第21話 護衛という仕事と、世界が少し広がる日


ギルド裏の荷馬車置き場には、

木材の香りをまとった中年の職人が立っていた。


がっしりした腕に、道具をいくつもぶら下げた男だ。


「君がアキトくんか。ギルドから聞いとるよ。

ワシは木工職人のハークだ。今日は荷馬車の護衛、頼むわ」


「はい! よろしくお願いします!」


ハークはにかっと笑う。


「そんなに身構えることはない。

今日は隣村まで木材を運ぶだけだ。

まあ、道中で魔物に会わないとは限らんがの」


(……やっぱり油断はできないか)


緊張しながら馬の横に立つと――


「おーいアキト! やっぱり来てたか!」


声のしたほうを見ると、

杖を背負ったリオが手を振って走ってきた。


「え、リオ!? どうしたの?」


「てっきり来ると思ったからな。

護衛って聞いて、俺も少し経験積きたくてよ」


ハークが目を細める。


「おお、同行者がもう一人か。

冒険者が二人なら心強いわい。安全第一じゃ」


リオはアキトの肩をポンと叩いた。


「相棒、今日も頼むぞ!」


「う、うん! よろしく!」


──荷馬車はゆっくりと草原へ出た。


見慣れた草原の風景だったが、

“守る相手がいる”だけで、アキトの視界は違って見える。


(これが“護衛”……

ただ歩くだけじゃない。周りに気を配る仕事なんだ)


しばらく進むと、

草むらでとぷり、と音がした。


「アキト、前!」


スライムが1匹、荷馬車の前に転がり出てきた。


ぷるん……


アキトは棒を構え、すっと前へ出る。


「ハークさん、後ろに!」


「お、おう!」


ゆっくり迫るスライムに向かって、アキトは深呼吸した。


「火……熱……灯れ!」


《ファイアボルト》


火の粒が正確に命中し、

スライムがじゅっと蒸発して消える。


「やるなぁ、アキト。
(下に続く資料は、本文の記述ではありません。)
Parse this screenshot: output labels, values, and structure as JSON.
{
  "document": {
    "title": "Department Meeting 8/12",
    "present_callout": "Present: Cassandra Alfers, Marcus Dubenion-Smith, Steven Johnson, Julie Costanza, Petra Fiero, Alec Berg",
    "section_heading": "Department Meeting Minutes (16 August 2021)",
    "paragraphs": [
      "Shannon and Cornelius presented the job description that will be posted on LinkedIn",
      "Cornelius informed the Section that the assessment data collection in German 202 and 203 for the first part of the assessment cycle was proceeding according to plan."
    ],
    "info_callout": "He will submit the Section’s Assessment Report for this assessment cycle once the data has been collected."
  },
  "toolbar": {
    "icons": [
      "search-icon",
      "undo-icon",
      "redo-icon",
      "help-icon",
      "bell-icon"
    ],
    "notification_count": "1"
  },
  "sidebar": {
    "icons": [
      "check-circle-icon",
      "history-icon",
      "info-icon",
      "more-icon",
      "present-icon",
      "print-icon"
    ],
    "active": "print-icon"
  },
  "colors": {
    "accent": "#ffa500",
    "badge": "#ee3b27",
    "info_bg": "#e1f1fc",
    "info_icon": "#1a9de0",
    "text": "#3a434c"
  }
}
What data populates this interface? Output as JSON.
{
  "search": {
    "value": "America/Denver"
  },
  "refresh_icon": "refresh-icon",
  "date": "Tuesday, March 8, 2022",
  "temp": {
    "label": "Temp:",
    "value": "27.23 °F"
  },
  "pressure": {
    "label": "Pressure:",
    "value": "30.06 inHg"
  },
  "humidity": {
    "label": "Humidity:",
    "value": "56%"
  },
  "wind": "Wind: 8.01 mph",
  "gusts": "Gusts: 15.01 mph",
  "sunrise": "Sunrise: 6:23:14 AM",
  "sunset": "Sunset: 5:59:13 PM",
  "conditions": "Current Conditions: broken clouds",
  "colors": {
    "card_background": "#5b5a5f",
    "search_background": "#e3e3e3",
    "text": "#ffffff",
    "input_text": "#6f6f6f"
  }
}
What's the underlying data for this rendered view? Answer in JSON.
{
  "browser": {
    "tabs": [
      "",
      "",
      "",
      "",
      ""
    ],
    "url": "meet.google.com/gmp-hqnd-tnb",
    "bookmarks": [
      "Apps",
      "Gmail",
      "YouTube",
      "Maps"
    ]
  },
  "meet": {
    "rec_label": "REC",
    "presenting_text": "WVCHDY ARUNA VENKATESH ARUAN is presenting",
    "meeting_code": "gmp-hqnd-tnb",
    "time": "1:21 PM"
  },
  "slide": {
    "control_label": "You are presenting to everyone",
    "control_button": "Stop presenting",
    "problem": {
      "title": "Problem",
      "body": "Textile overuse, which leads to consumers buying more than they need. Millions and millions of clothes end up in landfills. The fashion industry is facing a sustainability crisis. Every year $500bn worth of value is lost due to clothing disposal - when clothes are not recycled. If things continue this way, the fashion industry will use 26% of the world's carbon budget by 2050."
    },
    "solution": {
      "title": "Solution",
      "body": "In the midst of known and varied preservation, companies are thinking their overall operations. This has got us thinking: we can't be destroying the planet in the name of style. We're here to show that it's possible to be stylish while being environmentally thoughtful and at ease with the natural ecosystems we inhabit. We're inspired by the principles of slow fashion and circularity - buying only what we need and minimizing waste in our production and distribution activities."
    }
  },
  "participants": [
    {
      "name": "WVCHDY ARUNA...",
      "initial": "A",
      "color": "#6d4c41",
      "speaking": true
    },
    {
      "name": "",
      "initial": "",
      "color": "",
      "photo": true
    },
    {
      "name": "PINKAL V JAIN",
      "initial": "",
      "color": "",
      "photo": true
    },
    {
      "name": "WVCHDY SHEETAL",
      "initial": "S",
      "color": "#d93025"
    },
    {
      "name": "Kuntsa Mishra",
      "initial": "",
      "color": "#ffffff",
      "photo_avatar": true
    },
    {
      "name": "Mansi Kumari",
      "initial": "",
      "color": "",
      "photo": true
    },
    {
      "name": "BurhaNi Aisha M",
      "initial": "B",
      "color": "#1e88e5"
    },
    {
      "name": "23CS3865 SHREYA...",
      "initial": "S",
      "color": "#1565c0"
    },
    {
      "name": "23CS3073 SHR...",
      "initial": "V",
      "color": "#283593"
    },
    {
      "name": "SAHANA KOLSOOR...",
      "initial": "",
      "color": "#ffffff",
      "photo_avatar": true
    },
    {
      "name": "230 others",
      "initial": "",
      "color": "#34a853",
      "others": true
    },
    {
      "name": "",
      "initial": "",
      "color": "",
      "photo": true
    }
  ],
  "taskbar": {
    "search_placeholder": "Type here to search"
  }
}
慣れてきたじゃねぇか」


リオが笑うが、アキトは軽く息をつきながら苦笑した。


「まだビビってるけどね……」


「ビビりながら倒せるなら十分だよ!」


その後も、小動物の《ホロネズミ》が荷馬車を嗅ぎに来たが、

リオの軽い風魔術で追い払えた。


──しばらくすると、道が森に近づき、

陽射しが枝葉に遮られて薄暗くなってくる。


ハークがぽつりと口を開いた。


「こうして冒険者に守ってもらうのは久しぶりじゃな……」


「昔は、護衛をよく頼んでたんですか?」


アキトが尋ねると、ハークは頷いた。


「そうじゃ。

……ワシが若い頃は、もう少し魔物が多かった。

特に“属性持ち”の魔物がの」


「属性……?」


リオが説明を引き継ぐ。


「魔物は基本は“無属性”だけど、

魔力が濃い土地だと“属性”を持つ魔物が生まれるんだ」


「え!? そんなの聞いてない……!」


「初心者講習ではまだ出てこないからな。

炎、氷、風、土……そういう魔力を纏った魔物だと、

普通の攻撃じゃ効きにくいこともある」


ハークは遠くを見るように言った。


「風鳴き洞も……昔はもう少し静かだったはずなんじゃがな」


アキトはピクリと反応した。


「……やっぱり、あそこ……変なんですか?」


「最近はよう分からん“魔力の揺れ”がある。

ギルドも調べとるが、まだ原因はわからんらしい」


(昨日、あの奥で感じたあれ……

やっぱり気のせいじゃなかったんだ……)


リオがアキトの横で小声で言った。


「また行くことになるだろうな、風鳴き洞……」


「……うん。もっと強くなってから、絶対に」


そんな話をしながら歩くうちに、

荷馬車は森を抜け、明るい平地へ出た。


ハークが馬を止めて言う。


「よし、もう少しで目的地じゃ。

二人とも、本当に助かっとる。ありがとうの」


アキトは照れながらも胸の前で拳を握った。


(護衛って……思ってたよりも大事な仕事なんだ)


荷馬車は再び動き出す。

その先にある小さな村へ向けて──

アキトの次の経験値と成長が、静かに積み上がっていく。